The book is clearly very unfinished still, but what exists is very good. Got my mind spinning on what a good statically typed language running on a VM could look like.
I have no experience with OTP but have read some books and did toy projects.
They do not. Supervisor trees are a way to manage failures at the level of one node.
> How would I tell the cluster that there should be N processes running, each on a different node?
It's not something that is builtin in OTP. There are libraries that solve it, like libcluster.
> And is there anything in OTP that would help me elect a leader or do I still have to implement that myself?
Not directly in OTP but there are libraries, for example for raft.
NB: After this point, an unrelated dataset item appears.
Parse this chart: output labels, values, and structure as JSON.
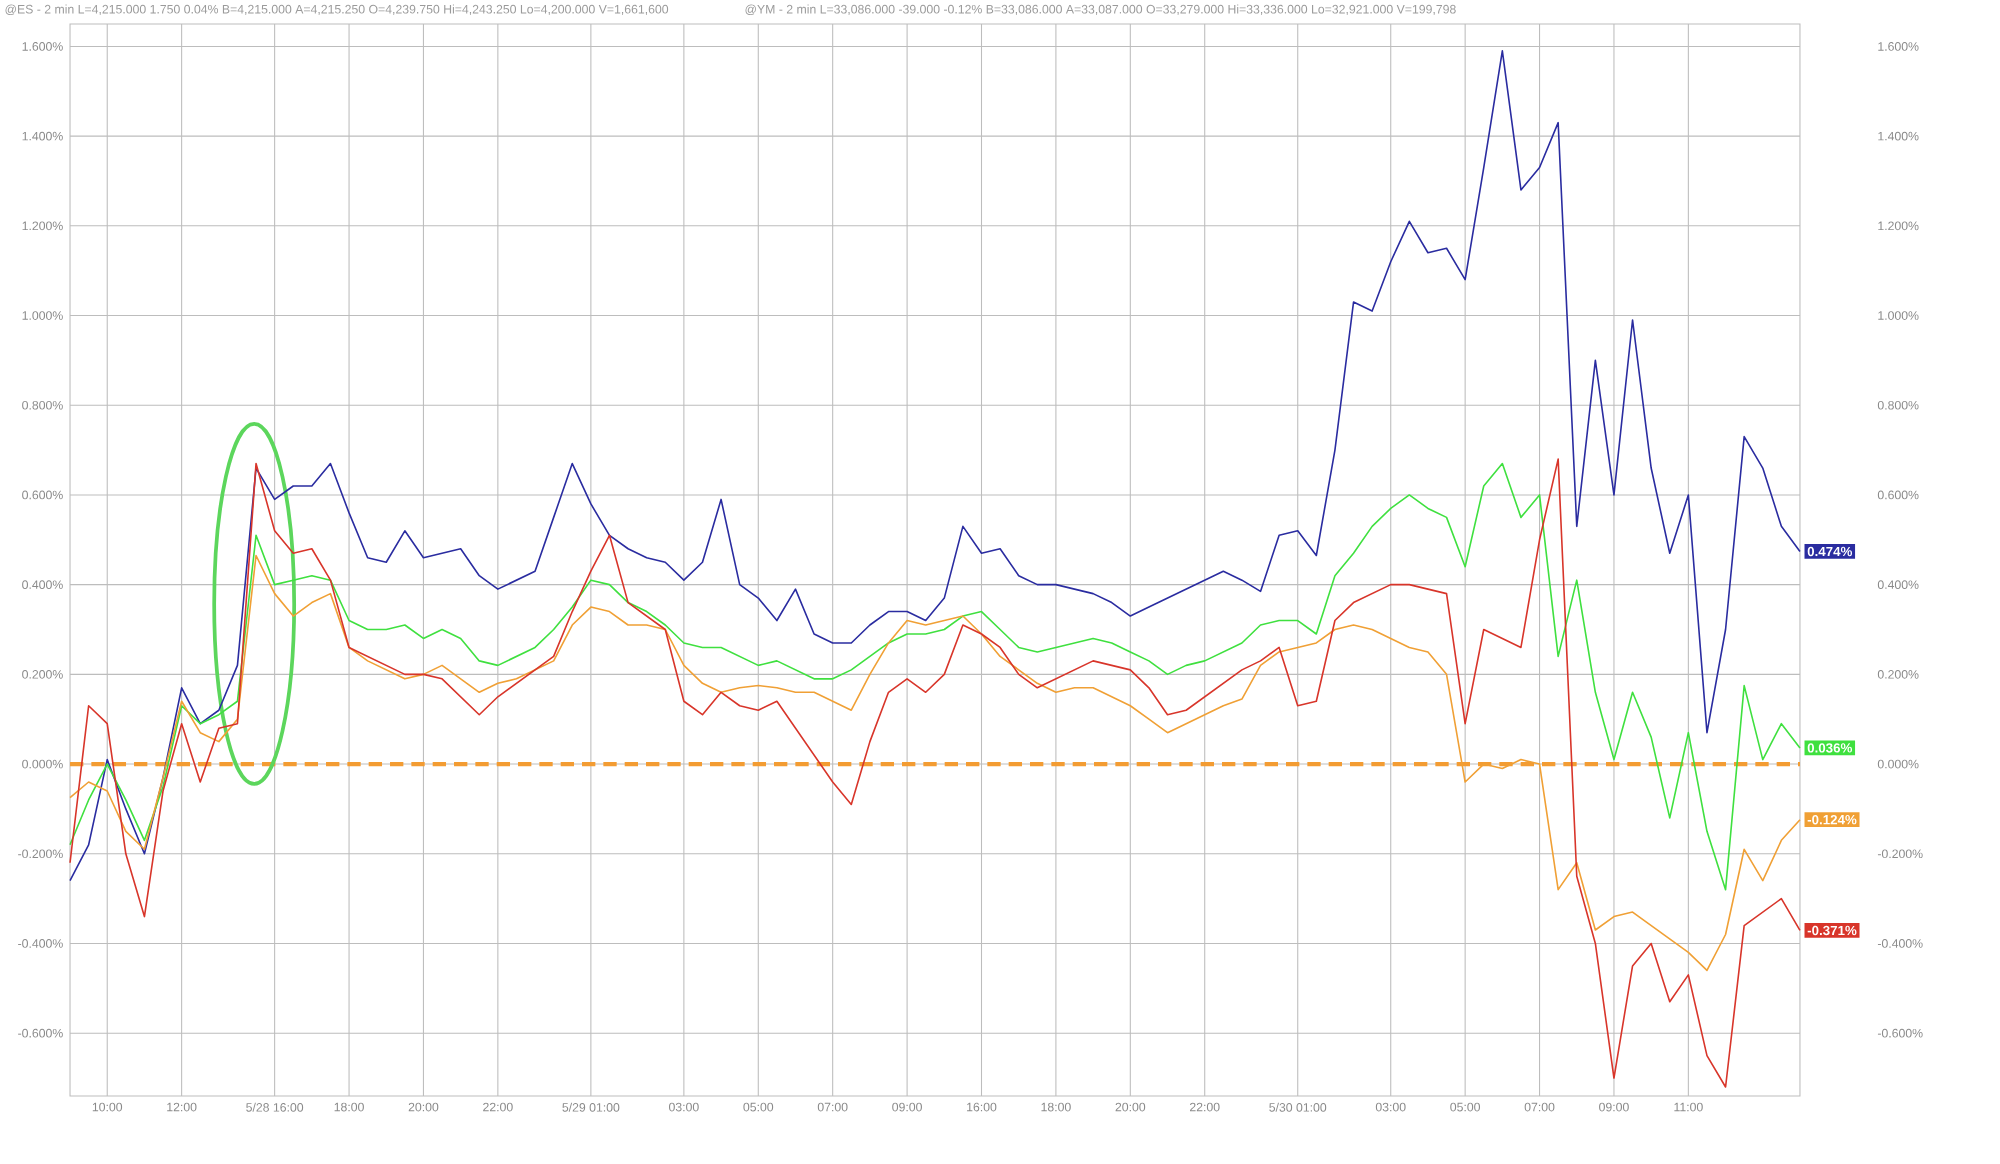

Ok so why is Erlang/Elixir/OTP good then? Well first it makes a single running application more robust to failures thanks to its supervision trees but it also allow to build distributed applications more easily. GenServers allow to build robust services very easily with common patterns. Local calls or remote calls to GenServers are the same, allowing to scale services. Message passing and pattern matching is part of the core of the language (no need for protobuf for example). Observability and introspection is excellent when a problem arise (inspecting processes, their memory, their message queues, the schedulers etc). Immutable datastructures and processes that do not share memory also make it easier to scale horizontally, at a cluster level. And probably lot of other good things I forgot :-).
What you say makes sense. I can see the benefit in message passing as a first class citizen so it allows extraction of some processes to a different node. But you still have to manage the process placements.
There is https://github.com/rabbitmq/ra which is a Raft implementation in Erlang that is Jepsen-tested. You could use it to build "etcd in Erlang", or https://github.com/rabbitmq/khepri which is built on top of Ra.
global:register/3 may be helpful. I haven't used it, so no direct experience. I think you would need to provide the resolution function for when a cluster merges and the name is registered on both partitions, and the logic to register a potential leader if there is none.
From experience with other parts of global, you'll want to be careful and test what happens on your system if a thousand nodes across several locations all try to join/register at once. Especially if one or several of those nodes are running really slow because of hardware issues.
I think some of this might be covered in distributed OTP applications with takeover[1], but where I worked with Erlang, we certainly weren't applying OTP applications as the OTP team intended, I think as a result of most of the team, including all of early server engineers learning Erlang on the job.
[1] https://learnyousomeerlang.com/distributed-otp-applications
and an attempt to correct it by Hans Svensson: https://erlang.org/workshop/2005/NewLeaderElection.pdf
This project attempts to modernize it: https://github.com/lehoff/gen_leader
But from what I can tell, theres no standardized solution. There are quite a few libraries I can see out there, however.